From The Island Press (John Fleck):
The Colorado River is often described as being shared among seven states, but the number is really nine—seven in the United States and two in Mexico. U.S. farms and cities use most of the river’s water, and what little is left when it arrives at the U.S.-Mexico border near the towns of Algodones and San Luis is diverted for use by Mexican farms and cities. The last hundred miles of river channel between the border and the Sea of Cortez is usually dry.
The agreement includes provisions for the two nations to share shortages if (when?) drought and climate change shrink the river. The deal gives Mexican water users the ability to store their water in Lake Mead, the massive storage reservoir behind Hoover Dam on the Arizona-Nevada border, near the city of Las Vegas. Storage is critical to give Mexico flexibility in managing its water. U.S. water agencies will contribute under the deal to water efficiency improvements to Mexican infrastructure, with some of the saved water available for use in the United States.
Crucially, the agreement also sets aside water for habitat restoration in the dry river channel of Mexico.

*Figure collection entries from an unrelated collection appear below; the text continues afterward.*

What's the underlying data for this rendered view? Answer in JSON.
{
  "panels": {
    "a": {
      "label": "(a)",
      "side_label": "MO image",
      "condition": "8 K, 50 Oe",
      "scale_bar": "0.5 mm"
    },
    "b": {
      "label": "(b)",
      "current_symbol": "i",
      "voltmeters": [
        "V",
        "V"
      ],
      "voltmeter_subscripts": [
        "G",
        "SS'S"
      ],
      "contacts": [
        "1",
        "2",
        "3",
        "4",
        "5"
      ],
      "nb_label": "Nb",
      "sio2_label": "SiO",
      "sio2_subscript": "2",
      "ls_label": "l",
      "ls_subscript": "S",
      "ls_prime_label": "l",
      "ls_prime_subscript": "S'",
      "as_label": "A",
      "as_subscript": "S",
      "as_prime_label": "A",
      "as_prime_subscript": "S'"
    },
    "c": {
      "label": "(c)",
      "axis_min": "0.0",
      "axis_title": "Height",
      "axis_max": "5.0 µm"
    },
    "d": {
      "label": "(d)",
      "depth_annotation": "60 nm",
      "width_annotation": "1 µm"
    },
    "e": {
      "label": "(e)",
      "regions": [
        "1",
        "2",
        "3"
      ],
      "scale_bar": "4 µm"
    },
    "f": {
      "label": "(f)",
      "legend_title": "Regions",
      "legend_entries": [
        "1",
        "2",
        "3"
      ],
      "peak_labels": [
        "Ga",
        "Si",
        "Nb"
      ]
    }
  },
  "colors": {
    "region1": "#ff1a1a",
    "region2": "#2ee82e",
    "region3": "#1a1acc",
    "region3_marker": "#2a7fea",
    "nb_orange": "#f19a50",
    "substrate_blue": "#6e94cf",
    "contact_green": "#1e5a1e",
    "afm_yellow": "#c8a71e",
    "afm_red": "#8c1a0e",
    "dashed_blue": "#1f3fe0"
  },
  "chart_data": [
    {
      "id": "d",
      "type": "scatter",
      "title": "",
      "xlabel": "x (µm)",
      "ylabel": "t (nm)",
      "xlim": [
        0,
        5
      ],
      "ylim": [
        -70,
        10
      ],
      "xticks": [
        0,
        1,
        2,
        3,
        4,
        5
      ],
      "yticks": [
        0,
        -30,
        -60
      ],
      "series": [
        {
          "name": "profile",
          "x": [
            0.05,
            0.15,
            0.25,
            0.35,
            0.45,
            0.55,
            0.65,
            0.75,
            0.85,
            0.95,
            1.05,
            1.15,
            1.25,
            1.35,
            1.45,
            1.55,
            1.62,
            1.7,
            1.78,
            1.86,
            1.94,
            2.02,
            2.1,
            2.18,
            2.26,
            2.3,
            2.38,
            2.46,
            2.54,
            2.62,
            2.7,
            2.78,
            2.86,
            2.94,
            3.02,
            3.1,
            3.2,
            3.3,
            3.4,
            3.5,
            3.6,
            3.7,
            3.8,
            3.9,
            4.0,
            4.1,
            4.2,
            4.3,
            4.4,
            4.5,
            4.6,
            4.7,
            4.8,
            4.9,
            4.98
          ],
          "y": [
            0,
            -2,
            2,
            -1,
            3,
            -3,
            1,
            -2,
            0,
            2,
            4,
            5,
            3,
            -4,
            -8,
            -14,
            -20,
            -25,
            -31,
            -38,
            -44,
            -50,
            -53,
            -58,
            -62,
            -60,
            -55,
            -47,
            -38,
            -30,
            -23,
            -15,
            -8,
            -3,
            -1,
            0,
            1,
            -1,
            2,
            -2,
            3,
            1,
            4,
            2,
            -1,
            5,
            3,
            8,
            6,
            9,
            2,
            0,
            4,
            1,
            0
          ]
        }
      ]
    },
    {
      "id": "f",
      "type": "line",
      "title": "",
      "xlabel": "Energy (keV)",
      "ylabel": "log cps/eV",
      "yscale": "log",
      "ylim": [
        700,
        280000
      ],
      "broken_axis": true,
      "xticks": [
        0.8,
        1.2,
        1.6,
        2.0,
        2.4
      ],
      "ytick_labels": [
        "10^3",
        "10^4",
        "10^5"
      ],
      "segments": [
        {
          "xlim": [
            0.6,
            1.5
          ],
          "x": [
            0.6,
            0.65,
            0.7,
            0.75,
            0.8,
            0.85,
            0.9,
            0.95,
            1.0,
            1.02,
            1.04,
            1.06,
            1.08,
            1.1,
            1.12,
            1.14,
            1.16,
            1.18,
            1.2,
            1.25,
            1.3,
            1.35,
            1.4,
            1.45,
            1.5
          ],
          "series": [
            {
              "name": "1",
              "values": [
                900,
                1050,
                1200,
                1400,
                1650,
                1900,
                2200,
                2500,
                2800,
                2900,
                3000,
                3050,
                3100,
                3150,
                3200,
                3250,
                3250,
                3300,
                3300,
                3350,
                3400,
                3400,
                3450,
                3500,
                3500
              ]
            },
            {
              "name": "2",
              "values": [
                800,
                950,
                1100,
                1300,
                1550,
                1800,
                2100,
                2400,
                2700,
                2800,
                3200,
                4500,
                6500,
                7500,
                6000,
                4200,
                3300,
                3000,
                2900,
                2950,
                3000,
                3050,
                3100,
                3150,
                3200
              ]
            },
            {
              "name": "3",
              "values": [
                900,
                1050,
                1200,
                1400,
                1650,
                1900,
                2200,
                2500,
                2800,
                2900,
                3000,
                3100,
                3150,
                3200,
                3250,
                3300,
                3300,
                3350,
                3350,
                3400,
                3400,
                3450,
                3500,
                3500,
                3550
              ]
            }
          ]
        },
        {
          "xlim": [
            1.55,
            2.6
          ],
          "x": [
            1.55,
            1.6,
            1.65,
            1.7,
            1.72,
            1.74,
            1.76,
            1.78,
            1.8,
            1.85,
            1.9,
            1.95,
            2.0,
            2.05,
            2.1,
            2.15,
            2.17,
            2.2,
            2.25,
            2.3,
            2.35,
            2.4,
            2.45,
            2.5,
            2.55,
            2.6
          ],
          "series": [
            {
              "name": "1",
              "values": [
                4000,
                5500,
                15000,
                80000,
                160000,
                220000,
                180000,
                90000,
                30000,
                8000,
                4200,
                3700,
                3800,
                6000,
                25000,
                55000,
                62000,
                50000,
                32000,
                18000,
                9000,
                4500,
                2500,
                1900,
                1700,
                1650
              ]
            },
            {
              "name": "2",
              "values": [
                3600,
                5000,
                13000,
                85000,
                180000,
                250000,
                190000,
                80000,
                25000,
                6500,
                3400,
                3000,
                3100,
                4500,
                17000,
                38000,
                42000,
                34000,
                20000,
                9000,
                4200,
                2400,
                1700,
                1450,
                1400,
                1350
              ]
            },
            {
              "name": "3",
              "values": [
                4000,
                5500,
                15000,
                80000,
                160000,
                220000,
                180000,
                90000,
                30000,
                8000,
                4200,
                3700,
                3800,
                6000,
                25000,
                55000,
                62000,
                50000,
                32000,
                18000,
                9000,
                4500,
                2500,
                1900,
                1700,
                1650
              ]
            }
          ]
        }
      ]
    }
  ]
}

The agreement was negotiated over a more than two-year period, but it is really rooted in more than a decade of increasingly deep collaboration between a community of water managers on both sides of the border. When the Trump administration took over in January, there was fear that the carefully crafted deal, so beneficial and important to communities on both sides of the border, would be sidelined by the heated rhetoric over free trade and immigration, over NAFTA and walls. But Wolf was right. Even as conflict raged over other issues, the trust and reciprocity built around the Colorado River proved remarkably resilient. The old saw that “water is for fighting over” was proven wrong again.